PHS and Union seminaries honor a womanist theologian’s creative legacy
Last Thursday night, the Presbyterian Historical Society celebrated the completion of the Rev. Dr. Katie Geneva Cannon Digital Collection, a collaborative effort among PHS, The Katie Geneva Cannon Center for Womanist Leadership at Union Presbyterian Seminary and The Burke Library at Union Theological Seminary (Columbia University Libraries).
Coinciding with the fall PHS board meeting, the event saw friends of the society mixing with PHS staff, seminary leaders from Richmond and New York City and members of the Cannon family. After outdoor food and refreshments, attendees gathered inside for a speaker’s program.
Work on The Katie Geneva Cannon Digital Collection began in 2021 and includes personal records distributed among PHS, Union Theological Seminary and Union Presbyterian Seminary.
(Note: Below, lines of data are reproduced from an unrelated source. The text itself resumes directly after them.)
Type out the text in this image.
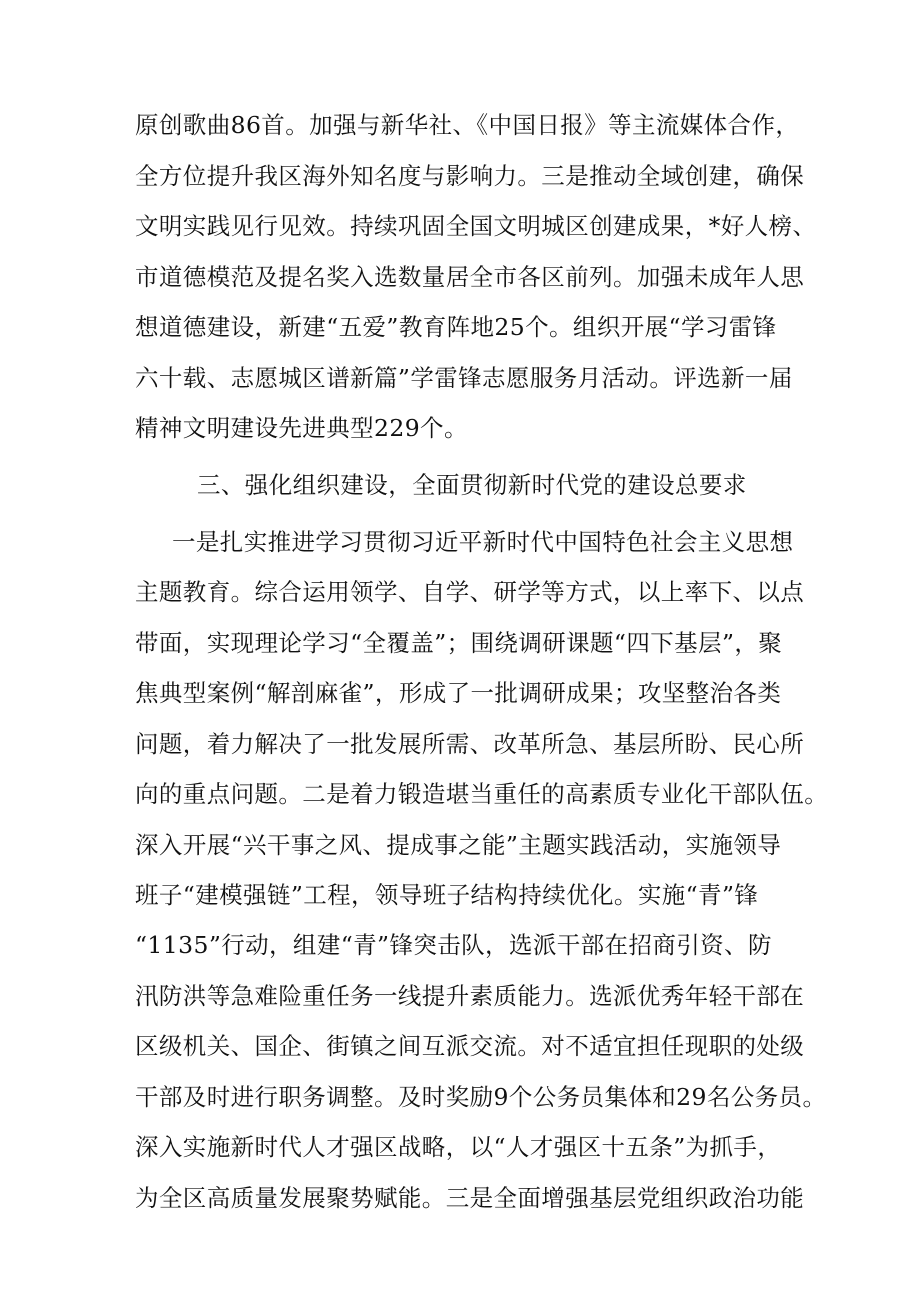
原创歌曲86首。加强与新华社、《中国日报》等主流媒体合作，
全方位提升我区海外知名度与影响力。三是推动全域创建，确保
文明实践见行见效。持续巩固全国文明城区创建成果，*好人榜、
市道德模范及提名奖入选数量居全市各区前列。加强未成年人思
想道德建设，新建“五爱”教育阵地25个。组织开展“学习雷锋
六十载、志愿城区谱新篇”学雷锋志愿服务月活动。评选新一届
精神文明建设先进典型229个。
三、强化组织建设，全面贯彻新时代党的建设总要求
一是扎实推进学习贯彻习近平新时代中国特色社会主义思想
主题教育。综合运用领学、自学、研学等方式，以上率下、以点
带面，实现理论学习“全覆盖”；围绕调研课题“四下基层”，聚
焦典型案例“解剖麻雀”，形成了一批调研成果；攻坚整治各类
问题，着力解决了一批发展所需、改革所急、基层所盼、民心所
向的重点问题。二是着力锻造堪当重任的高素质专业化干部队伍。
深入开展“兴干事之风、提成事之能”主题实践活动，实施领导
班子“建模强链”工程，领导班子结构持续优化。实施“青”锋
“1135”行动，组建“青”锋突击队，选派干部在招商引资、防
汛防洪等急难险重任务一线提升素质能力。选派优秀年轻干部在
区级机关、国企、街镇之间互派交流。对不适宜担任现职的处级
干部及时进行职务调整。及时奖励9个公务员集体和29名公务员。
深入实施新时代人才强区战略，以“人才强区十五条”为抓手，
为全区高质量发展聚势赋能。三是全面增强基层党组织政治功能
Cannon, who died in 2018, was the first African American woman to be ordained in the United Presbyterian Church (U.S.A) and to earn a PhD from Union Theological Seminary. Her creative output as a womanist theologian and educator can now be experienced online by researchers, including nearly 500 sermons (many accessible as audio files), draft writings, poems and works of visual art.
“Free people free people,” the Rev. Shavon Starling-Louis, Co-Moderator of the 225th General Assembly (2022), said of Cannon and her legacy during the event. “Dr. Cannon was one of the freest people I have ever witnessed in spirit. Through this collection she is genuinely continuing to free other people to be their best selves.”